Anubis Selfie, in a honorable company of Friends & Monsters, was first presented in Berlin, Kaufhaus Jandorf (during the PICTOPLASMA FESTIVAL 2014, 1-11th of May). Then from September 2014 to January 2015 the Pictoplasma Portrait Gallery was presented as part of an extensive Pictoplasma exhibition in the Museum for Contemporary Art MARCO in Monterrey, Mexico.

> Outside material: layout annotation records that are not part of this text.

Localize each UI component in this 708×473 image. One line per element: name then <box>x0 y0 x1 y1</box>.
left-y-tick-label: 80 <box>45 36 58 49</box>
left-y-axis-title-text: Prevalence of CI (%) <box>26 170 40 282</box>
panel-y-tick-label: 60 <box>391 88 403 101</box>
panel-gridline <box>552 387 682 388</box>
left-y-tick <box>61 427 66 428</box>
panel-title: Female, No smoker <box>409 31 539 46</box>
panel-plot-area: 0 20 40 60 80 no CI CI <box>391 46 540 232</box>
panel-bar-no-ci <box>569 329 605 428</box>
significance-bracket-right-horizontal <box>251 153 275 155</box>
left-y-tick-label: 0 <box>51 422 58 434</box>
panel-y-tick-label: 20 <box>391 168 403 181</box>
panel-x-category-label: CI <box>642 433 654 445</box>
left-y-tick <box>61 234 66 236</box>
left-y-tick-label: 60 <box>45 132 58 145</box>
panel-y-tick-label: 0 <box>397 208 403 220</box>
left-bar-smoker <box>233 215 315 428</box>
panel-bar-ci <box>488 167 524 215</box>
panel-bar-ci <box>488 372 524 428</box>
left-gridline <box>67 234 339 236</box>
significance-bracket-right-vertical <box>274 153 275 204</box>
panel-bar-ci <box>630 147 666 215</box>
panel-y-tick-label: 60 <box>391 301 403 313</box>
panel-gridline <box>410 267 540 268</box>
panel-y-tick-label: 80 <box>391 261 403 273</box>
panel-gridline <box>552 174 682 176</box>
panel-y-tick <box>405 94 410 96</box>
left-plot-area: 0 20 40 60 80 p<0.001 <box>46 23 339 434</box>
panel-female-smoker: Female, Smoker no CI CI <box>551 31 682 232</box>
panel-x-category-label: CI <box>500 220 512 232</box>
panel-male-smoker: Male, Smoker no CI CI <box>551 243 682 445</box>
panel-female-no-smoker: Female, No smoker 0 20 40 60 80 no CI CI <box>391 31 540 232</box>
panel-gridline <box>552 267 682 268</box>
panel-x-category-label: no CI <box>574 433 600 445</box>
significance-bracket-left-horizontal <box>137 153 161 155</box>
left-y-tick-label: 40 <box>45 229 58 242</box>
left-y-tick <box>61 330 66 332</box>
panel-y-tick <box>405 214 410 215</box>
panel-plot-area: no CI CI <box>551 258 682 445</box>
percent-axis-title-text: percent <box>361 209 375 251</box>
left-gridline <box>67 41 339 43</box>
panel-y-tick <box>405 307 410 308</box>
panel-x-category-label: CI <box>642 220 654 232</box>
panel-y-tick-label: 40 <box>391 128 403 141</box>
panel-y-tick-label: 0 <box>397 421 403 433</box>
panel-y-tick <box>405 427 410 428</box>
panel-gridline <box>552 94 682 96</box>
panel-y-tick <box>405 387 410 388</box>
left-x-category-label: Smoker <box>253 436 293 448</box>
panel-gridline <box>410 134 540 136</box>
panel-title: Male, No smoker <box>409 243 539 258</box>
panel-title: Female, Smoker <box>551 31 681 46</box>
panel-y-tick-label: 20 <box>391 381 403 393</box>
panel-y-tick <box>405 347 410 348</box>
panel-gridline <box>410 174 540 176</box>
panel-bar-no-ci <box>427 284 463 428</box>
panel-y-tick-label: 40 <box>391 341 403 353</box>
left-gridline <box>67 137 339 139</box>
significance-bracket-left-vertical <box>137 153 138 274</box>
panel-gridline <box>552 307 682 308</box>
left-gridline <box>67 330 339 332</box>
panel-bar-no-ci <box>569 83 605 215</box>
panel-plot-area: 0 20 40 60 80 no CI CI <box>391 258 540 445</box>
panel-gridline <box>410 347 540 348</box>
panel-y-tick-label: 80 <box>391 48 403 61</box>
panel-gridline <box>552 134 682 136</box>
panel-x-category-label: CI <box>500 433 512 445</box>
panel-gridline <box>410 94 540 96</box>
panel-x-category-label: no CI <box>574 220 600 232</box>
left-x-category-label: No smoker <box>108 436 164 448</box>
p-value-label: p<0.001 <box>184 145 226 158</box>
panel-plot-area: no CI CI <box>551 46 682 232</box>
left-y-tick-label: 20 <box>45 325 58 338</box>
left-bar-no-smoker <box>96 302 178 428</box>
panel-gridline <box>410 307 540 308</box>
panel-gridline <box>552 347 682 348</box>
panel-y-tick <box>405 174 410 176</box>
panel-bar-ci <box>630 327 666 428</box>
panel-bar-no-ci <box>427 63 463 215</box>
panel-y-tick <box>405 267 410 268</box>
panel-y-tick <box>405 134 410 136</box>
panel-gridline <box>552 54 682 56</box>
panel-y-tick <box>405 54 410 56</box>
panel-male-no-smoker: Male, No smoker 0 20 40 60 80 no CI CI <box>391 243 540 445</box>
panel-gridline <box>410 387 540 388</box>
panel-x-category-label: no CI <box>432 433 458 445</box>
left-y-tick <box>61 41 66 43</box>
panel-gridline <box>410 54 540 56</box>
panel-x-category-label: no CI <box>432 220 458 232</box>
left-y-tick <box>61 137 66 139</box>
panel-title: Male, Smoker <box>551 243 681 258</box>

anubis-selfie_24x25cm_2013
About the #CharacterSelfie:
To celebrate its 10th anniversary, Pictoplasma is staging a vast group exhibition that brings together new works by the 100+ international artists, designers, illustrators, and filmmakers who have most influenced the project over the years. Funded by the German Federal Cultural Foundation, the Pictoplasma Portrait Gallery examines the genealogical dimensions of figurative aesthetics in the postdigital age. The installation is part of Pictoplasma’s ongoing investigation into the limits of face creation and animism. What are the minimum requirements needed for something to pass as a face and at the same time arouse maximum empathy in the viewer. The unifying format of the portrait has been chosen for a reason: even its classical manifestation portraiture has always been less about recreating a person’s appearance than bringing out their true personality as they “look back” at the viewer from inside the image. At the same time the genre has undergone constant change, through first analogue and then digital photography. The exhibition presents paintings, busts, sculptures, animated video portraits by today’s most influential creators of character-driven visuals – also extending this list to accommodate the current obsession with self-portraits taken on a cellphone, gathered by Pictoplasma in an open call for #CharacterSelfies.